OPINIÃO- Luís Monteiro, (Médico de Família)

Os avanços da ciência são alicerçados na partilha de conhecimento, experimentação e método. Mas ainda que as pontes sejam mais frequentes há por vezes protagonistas que competem entre si em “duelos” fascinantes. Foi o que sucedeu entre o italiano Camillo Golgi (1840-1926) e o espanhol Santiago Ramon y Cajal (1852-1934).

Estávamos no final do século XIX, período excepcional para o conhecimento da morfologia do sistema nervoso.

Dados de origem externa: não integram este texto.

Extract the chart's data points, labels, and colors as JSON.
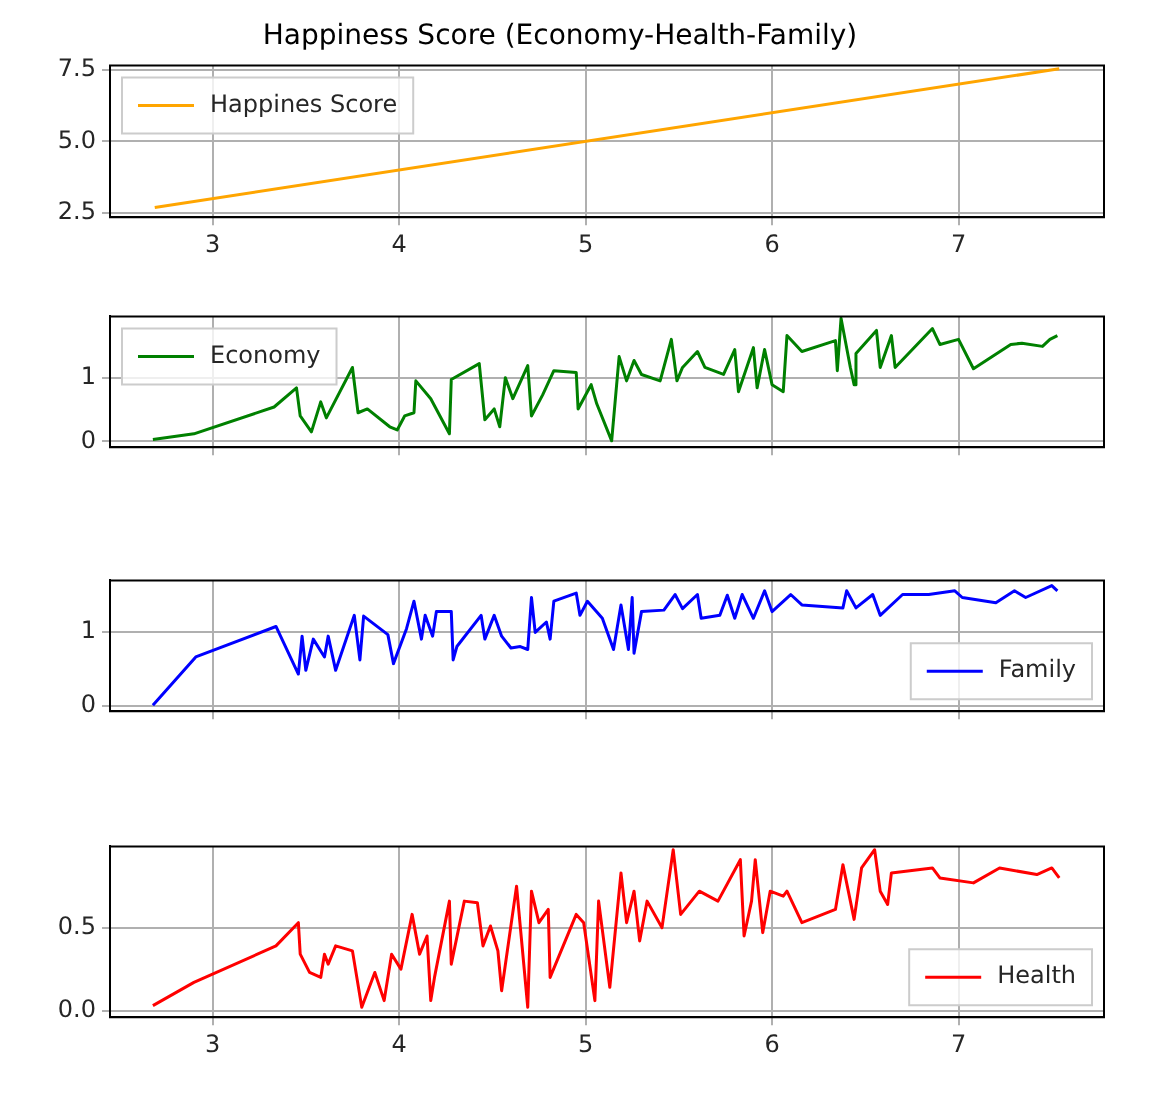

Golgi criou a impregnação de prata que permitiu corar os neurónios. Esta técnica foi fundamental para descobertas posteriores. Foi ele que, entre outras observações, identificou as múltiplas conexões em rede. O italiano ficou então convencido de que os neurónios se mantinham ligados em continuidade e cunhou a teoria reticular ou sincicial do sistema nervoso.

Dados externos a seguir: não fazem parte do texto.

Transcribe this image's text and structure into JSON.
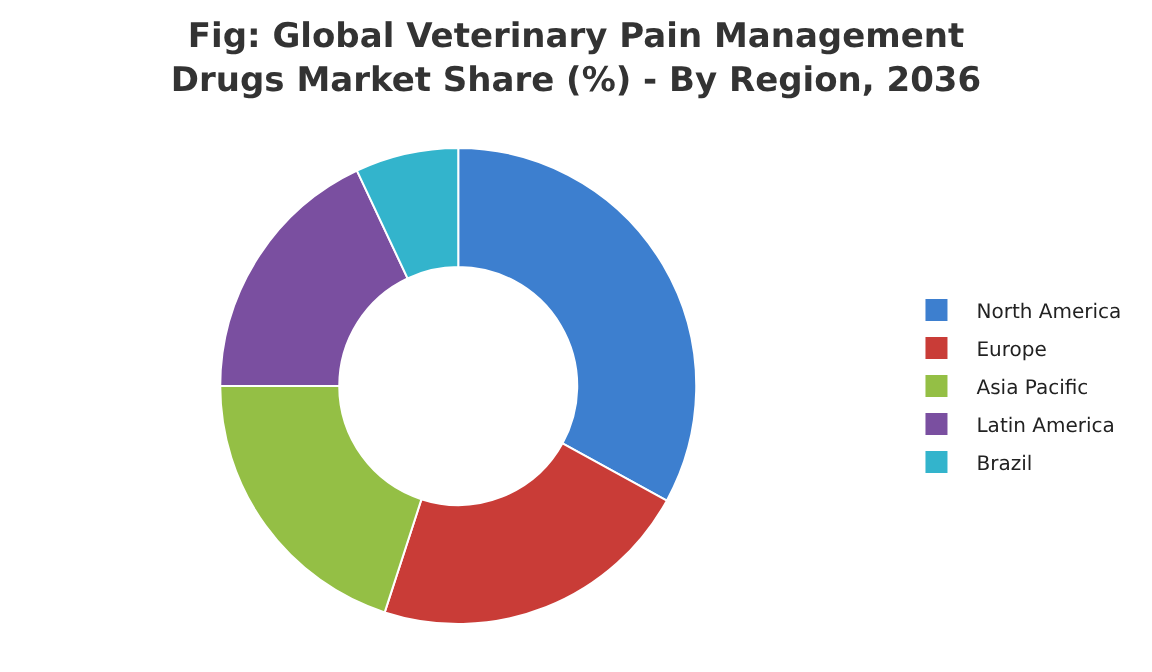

Mas esta hipótese foi contrariada por Cajal que, ao estudar o sistema nervoso com o método inventado anteriormente pelo “rival”, estabeleceu que existia uma descontinuidade entre os neurónios. Tal seria corroborado definitivamente com a microscopia electrónica. Nos anos 50 do séc. XX conseguimos observar a existência de um espaço entre os neurónios, a que chamamos de sinapses.

As sinapses são zonas activas de contacto, químico ou eléctrico, entre uma terminação nervosa e outros neurónios, células musculares ou outras.

Este conhecimento permitiu-nos entender várias patologias e depois encontrar tratamentos eficazes.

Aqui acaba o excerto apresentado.